Terlepas dari tuduhan tersebut benar atau salah, sementara untuk menghindari perdebatan tentang moral dan etika manusia yang cukup menjemukan, mari kita dengar pendapat lain yang lumayan menarik. Pendapat lain ini menyampaikan bahwa pemerintah boleh jadi tidak berbohong, tidak pula ia memanipulasi data. Jikapun ada penyebab mengapa peningkatan PDB sama sekali tak mengurangi jumlah pengemis di emper toko, itu adalah karena permasalahan pada formula PDB itu sendiri sebagai ukuran kemajuan. Artinya permasalahan tidak berasal karena human error dalam proses pengukuran seperti dua pendapat pertama, kesalahan terdapat pada apa yang diukur, yaitu kemajuan ekonomi nasional oleh PDB.

Steve Landefeld, seorang ekonom pemerintah Amerika Serikat (AS) sama sekali tak pernah menyamaartikan PDB sebagai kemajuan nasional. Baginya PDB adalah PDB, tak lebih. PDB hanyalah total keseluruhan output suatu negara yang isinya di antaranya hasil produksi pabrik, belanja konstruktif, panen petani, dan lain-lain yang diukur di AS dengan satuan ukuran tunggal Dolar. Permasalahan akan mulai muncul jika oleh pemerintah, PDB ini dipolitisasi dan dijadikan ukuran keberhasilan kebijakan penyejahteraan rakyat.
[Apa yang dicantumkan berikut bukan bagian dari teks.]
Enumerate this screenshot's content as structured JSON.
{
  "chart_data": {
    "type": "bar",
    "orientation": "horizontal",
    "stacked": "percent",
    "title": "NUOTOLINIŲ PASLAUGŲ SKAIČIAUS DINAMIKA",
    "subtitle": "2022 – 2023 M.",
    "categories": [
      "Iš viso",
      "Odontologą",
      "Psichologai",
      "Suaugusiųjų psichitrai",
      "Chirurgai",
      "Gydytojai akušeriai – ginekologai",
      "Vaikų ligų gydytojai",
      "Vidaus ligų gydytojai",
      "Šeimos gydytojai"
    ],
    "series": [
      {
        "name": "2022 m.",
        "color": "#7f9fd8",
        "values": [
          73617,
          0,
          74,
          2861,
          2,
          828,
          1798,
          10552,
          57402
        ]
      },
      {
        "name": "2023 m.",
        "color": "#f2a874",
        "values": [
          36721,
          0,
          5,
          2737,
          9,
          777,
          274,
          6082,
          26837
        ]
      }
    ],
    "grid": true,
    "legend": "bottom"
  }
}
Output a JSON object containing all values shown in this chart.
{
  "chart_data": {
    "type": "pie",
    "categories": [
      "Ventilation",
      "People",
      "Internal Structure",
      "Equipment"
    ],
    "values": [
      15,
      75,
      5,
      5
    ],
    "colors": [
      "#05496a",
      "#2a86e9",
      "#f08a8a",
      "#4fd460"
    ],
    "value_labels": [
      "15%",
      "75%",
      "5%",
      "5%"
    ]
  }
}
Landefeld seakan berusaha mengatakan bahwa PDB dijadikan indikator kemajuan negara bukan atas kehendak ekonom dan ahli statistik, fenomena ini hanyalah dampak dari pergumulan politik.

Ukuran dan Kebijakan

Meski begitupun, keberadaan PDB ini pun adalah untuk dijadikan salah satu bahan pertimbangan pemerintah merumuskan kebijakan publik. Dan kritik terhadap penyalahgunaan para politisi terhadap PDB sama sekali tak mengubah fakta tersebut. Karenanya masalah yang ditimbulkan PDB tidak hanya soal representatif atau tidaknya ia sebagai ukuran kemajuan ekonomi nasional, tapi juga tiap keterbatasan PDB tersebut berpotensi memberi peta yang salah atau tidak lengkap bagi pemerintah dalam merumuskan kebijakan publik.

John Gertner dalam artikelnya menyajikan bagaimana perdebatan mengurai keterbatasan PDB dan peluangnya memberi peta yang keliru untuk perumusan kebijakan. Ia menggambarkan seandainya jika dunia diisi oleh dua jenis orang: orang dengan PDB tinggi dan orang dengan PDB rendah. Orang dengan PDB tinggi adalah orang yang memiliki jam kerja yang padat. Padatnya agenda menuntut orang dengan PDB tinggi untuk memiliki kendaraan berkecepatan tinggi yang boros bensin untuk menjaga mobilitasnya, yang mengisyaratkan bisnis bagus bagi pom bensin dan produsen mobil. Pekerjaannya menuntut makanan junk food yang siap diantar langsung ke manapun ia sedang berada, atau stresnya yang muncul akibat kurang mengambil waktu libur mengisyaratkan sinyal baik bagi bisnis restoran dan rumah sakit.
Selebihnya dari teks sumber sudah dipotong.